Presidents’ Day was no exception. The morning snuggles were nice, but didn’t last. We bitched and moaned over coffee about needing to get out, but it was so windy and freezing (40 degrees, 55 within the hour). Northern CA winters are rough. Indoor activities would be too crowded for adult anxiety and toddler wildness. With no better options, and the kids trashing the house room by room, we decided to brave a hike at Schollenberger Park. A wetlands area close to us, with stroller-friendly paths, and nice views, it was a free activity: low risk if it failed.

I tricked Addie (3 ½) into getting ready by asking her to pick a ridiculous outfit, and she rose to the challenge: flowered leggings, neon striped shorts, pink tutu, purple rainbow shirt. Owen (almost 2) announced he would be riding his scooter. Kevin and I shared a panicked glance when we heard “DOO RIE!” (scooter ride). The scooter (which he only pushes backwards) means meltdowns over going in the street or heading home, and constant screams of “SELF! SELF! O-OH DO IT!” With an empathetic “sorry sweetie, today will be a hike and stroller ride”, we responded to every cry of “DOO RIE!” with “mm hmm, hike”. He was not comforted, but did get in the car, after a quick 90 minutes of getting ready. Poor Penny Dog ran in anxious circles, begging not to be left behind.

We all had vastly different ideas of how this hike should go. Kevin wanted to run, like we did in our pre-child days. I did not. Penny was delusional about getting ALL the birds. Owen never got over the scooter; he jumped in and out of the stroller, fussing about walking off the path (strictly forbidden). My genetically predisposed klutz, Addie, ran while looking behind her, holding sticks and fruit snacks, until her coughing fits confined her to the stroller. We strapped them both in and walked together in peace, looking at the water, noticing the new SmartTrain in the distance. For 12 seconds.

Halfway around the 2-mile loop, we were in divide and conquer mode. The cold wind in my ears failed to drown out demands for snacks, complaints of kicking, and WHYWHYWHY’s. My shoulders ached from pushing the 70 pounds of double beast stroller over gravel. I wondered WHYWHYWHY we thought this was a good idea. Kevin and Penny were stopped ahead, off the path (I saw passersby frown). I jogged toward my handsome husband, recently clean-shaven after his winter break beard. Fresh air and love lifted me a little. My pretty Penny, my first baby with flopped ears, wagged her curled up tail. Kev waved and assessed the scene, glanced at approaching dogs and clutched the leash tighter. He was waiting to check in, see if I wanted to switch off, or relieve me of a whiny kid.The way he oversees our family is his own brand of romance; he is the glue that holds us together.

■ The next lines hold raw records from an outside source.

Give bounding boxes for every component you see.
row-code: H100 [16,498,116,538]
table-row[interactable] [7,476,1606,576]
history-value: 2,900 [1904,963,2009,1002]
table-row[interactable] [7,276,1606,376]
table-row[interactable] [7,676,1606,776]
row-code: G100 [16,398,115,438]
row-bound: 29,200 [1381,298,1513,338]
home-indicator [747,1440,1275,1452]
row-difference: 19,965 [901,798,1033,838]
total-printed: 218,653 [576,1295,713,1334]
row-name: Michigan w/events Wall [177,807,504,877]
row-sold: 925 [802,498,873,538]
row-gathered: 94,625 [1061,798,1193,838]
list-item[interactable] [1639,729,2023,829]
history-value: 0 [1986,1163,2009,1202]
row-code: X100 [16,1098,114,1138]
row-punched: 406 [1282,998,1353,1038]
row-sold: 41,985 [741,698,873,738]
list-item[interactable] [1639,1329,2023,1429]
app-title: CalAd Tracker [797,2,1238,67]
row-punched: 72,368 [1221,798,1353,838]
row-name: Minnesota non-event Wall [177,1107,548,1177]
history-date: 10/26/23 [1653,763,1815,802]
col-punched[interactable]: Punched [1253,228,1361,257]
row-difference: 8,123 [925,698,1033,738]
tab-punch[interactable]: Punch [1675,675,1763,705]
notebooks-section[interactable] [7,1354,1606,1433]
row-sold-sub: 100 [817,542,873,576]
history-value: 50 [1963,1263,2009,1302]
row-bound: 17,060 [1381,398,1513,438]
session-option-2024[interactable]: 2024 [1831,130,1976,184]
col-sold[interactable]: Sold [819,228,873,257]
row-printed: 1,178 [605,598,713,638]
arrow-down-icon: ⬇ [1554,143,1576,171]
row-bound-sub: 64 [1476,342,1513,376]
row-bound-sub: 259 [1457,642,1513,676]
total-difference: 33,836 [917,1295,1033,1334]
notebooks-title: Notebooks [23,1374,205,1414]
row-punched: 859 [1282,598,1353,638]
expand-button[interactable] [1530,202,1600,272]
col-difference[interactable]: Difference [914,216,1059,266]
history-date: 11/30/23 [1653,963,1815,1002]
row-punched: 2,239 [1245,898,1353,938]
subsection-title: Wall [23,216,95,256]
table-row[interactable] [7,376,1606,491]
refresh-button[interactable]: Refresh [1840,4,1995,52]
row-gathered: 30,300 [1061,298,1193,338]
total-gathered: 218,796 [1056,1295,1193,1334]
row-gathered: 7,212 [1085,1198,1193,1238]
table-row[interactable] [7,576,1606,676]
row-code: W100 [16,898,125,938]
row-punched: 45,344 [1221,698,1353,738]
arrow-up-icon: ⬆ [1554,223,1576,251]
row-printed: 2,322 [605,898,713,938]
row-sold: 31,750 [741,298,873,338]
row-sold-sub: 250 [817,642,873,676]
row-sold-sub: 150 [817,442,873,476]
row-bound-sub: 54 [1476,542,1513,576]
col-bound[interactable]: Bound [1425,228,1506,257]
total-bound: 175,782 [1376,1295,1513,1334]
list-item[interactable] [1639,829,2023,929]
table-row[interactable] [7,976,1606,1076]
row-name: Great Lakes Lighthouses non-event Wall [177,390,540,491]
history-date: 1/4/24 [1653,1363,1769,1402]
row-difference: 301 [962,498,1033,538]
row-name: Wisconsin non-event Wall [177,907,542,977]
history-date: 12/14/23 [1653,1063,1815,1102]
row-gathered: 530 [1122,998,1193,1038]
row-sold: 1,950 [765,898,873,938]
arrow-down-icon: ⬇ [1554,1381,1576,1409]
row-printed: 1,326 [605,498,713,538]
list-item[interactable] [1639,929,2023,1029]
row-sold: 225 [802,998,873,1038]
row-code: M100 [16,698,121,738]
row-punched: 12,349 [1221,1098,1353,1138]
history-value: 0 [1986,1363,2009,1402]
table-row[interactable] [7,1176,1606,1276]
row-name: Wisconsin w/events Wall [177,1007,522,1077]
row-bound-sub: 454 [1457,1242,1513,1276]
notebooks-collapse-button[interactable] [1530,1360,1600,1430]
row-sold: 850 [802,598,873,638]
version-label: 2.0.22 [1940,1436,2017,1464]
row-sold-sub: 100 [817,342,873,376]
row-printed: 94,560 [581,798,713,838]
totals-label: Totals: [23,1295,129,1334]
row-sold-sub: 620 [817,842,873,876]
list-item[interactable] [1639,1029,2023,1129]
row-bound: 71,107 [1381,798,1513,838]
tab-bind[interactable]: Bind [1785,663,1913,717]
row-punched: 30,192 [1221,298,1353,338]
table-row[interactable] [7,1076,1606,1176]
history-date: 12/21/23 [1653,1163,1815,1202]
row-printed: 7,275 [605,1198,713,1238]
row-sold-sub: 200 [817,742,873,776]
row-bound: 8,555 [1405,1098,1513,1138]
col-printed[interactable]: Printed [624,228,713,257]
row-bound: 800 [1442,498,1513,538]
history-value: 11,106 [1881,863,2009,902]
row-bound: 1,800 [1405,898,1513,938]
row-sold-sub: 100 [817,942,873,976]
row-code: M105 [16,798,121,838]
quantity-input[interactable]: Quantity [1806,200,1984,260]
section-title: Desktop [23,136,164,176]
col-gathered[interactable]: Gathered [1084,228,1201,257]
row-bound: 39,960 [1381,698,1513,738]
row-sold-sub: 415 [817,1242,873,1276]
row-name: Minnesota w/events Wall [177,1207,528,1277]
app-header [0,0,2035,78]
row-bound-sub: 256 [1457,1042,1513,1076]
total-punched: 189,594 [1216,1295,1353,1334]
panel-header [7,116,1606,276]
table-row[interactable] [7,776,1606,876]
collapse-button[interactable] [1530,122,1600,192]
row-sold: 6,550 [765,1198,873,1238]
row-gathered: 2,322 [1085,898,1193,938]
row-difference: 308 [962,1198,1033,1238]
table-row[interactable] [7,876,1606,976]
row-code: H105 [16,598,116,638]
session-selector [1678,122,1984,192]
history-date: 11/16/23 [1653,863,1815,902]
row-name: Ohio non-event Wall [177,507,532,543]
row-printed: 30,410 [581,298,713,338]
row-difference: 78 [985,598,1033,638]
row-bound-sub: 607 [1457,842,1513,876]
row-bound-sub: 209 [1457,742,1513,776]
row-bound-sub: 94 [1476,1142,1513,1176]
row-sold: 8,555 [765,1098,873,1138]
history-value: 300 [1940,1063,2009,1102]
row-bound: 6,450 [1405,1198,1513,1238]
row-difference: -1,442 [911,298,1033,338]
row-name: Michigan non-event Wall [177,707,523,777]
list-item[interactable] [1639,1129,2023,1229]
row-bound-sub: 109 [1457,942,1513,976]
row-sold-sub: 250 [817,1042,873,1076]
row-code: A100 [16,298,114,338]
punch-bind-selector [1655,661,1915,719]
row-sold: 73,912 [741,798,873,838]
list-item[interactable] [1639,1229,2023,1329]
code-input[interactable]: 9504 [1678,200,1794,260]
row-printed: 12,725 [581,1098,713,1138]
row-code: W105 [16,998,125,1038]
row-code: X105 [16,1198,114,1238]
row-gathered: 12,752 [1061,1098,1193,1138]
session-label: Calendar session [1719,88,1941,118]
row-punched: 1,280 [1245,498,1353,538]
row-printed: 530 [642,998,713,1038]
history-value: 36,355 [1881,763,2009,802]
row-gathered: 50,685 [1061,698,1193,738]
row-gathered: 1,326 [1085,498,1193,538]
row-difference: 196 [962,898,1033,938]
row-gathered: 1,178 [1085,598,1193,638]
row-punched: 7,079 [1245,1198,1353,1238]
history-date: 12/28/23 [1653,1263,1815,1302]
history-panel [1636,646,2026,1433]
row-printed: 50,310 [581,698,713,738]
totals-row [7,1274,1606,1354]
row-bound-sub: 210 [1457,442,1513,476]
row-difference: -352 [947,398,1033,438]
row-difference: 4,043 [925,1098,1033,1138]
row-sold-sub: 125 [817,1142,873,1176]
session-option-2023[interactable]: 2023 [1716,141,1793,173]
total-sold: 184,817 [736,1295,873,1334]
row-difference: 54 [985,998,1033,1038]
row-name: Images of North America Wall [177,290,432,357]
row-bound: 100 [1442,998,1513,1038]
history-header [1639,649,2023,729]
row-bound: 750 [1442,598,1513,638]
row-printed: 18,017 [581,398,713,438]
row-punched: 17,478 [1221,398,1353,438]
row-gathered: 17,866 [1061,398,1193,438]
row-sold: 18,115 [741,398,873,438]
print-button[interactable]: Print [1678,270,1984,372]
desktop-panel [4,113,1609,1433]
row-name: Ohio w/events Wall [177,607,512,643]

Flashing back to those pre-kid days, I imagined K and P had sprinted ahead as I caught up for a second lap. I pictured the leisurely lunch we might have after. Maybe we would go downtown for a beer. Or lounge on the living room floor; I would devour a novel for fun and he would strum the guitar. We would make a little dinner, watch non-Disney-channel TV. We would sleep ALL NIGHT. A wistful pang stopped me.

Then I heard pure joy:

“LOOK THERE’S DADDY AND PENNY!”

“DA-DDY! BE-BBY!”

I pulled back the stroller canopies to see their faces: Addie’s spunky smile and wild eyes, watery from the wind. Owen’s toothy grin and shaggy hair. I looked again at my main squeeze. I saw his heart shine through his whole face. Those old days are gone, but they got us to this perfectly imperfect one.